Yale University

Estimating the Size of Hidden and Hard-to-Reach Populations using Respondent-driven Sampling

Principle Investigator(s):

Funder: NIMH through CIRA's Pilot Project Program
Project period: 02/20/2015 - 02/19/2016
Grant Type: Pilot Project

Abstract Text:

A major unresolved problem in population epidemiology – especially epidemiology of HIV – is accurate estimation of the number of people who are members of key risk populations. When these populations are stigmatized or criminalized, there may be no “sampling frame”. Several methods for hidden population size estimation exist, including the multiplier method, capture-recapture, and the network scale-up estimator. Unfortunately these techniques rely on unrealistic modeling assumptions or require a random sample to ensure validity. Use of existing tools for inferring hidden population size can produce dramatically biased estimates. The lack of robust alternatives has hindered epidemiology for hidden and hard-to-reach risk groups.

Respondent-driven sampling (RDS) is a widely used procedure for recruiting members of hidden populations into a research study. In RDS, subjects recruit acquaintances, and the recruitment process spreads through the social network of the target population. However, there is no reliable method for estimating hidden population sizes from data obtained by RDS. Researchers must conduct a separate study to estimate population sizes, which can be prohibitively expensive or logistically impossible.

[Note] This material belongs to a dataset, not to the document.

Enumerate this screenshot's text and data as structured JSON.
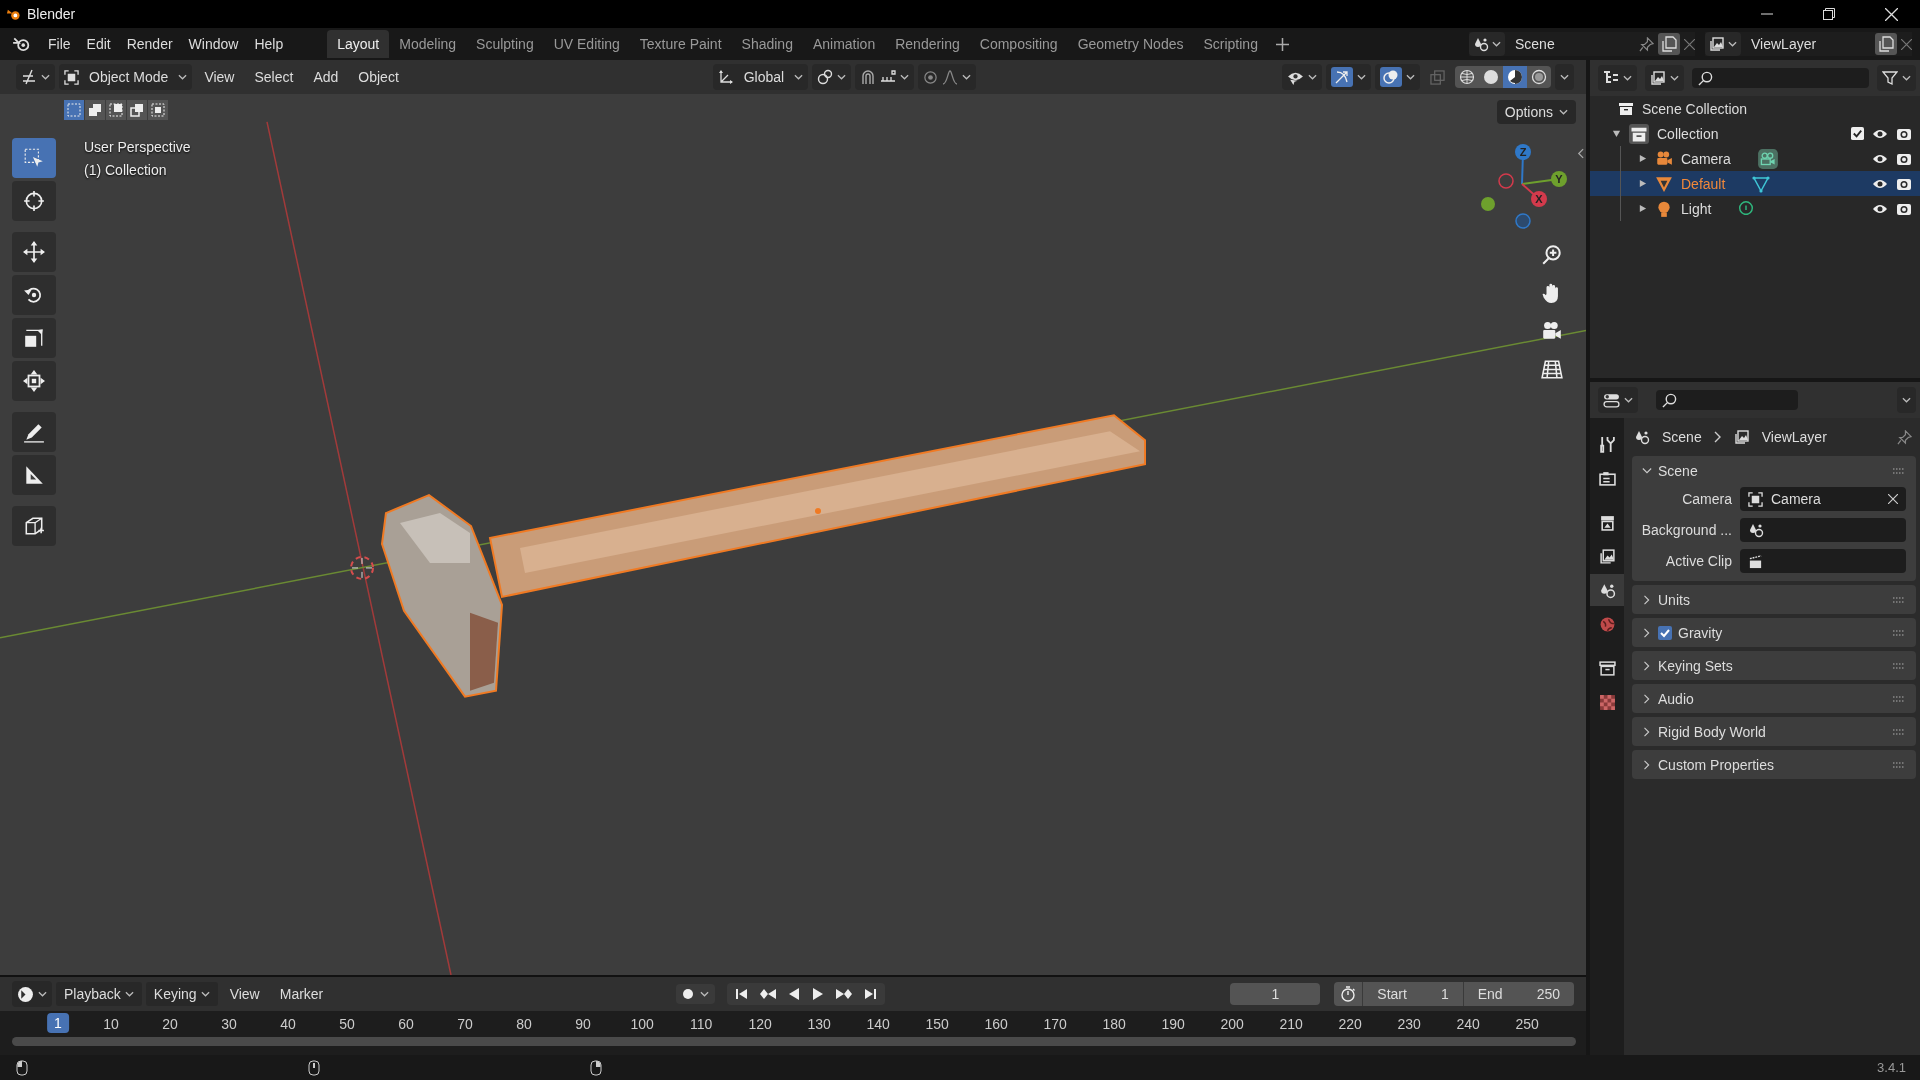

I propose to develop rigorous statistical methodology and software to estimate population sizes directly from an RDS study. The key insight is that the pattern of recruitments and network sizes of subjects provide information about the number of individuals in the target population who are not in the RDS sample. I will validate the method using simulated data and a study in which the size of the target population is known. I will apply the technique to RDS studies of injection drug users in Connecticut, St. Petersburg, Russia, and Kohtla-Järve, Estonia. This pilot project will provide preliminary results and statistical software for a more ambitious R01 proposal on social network inference in public health.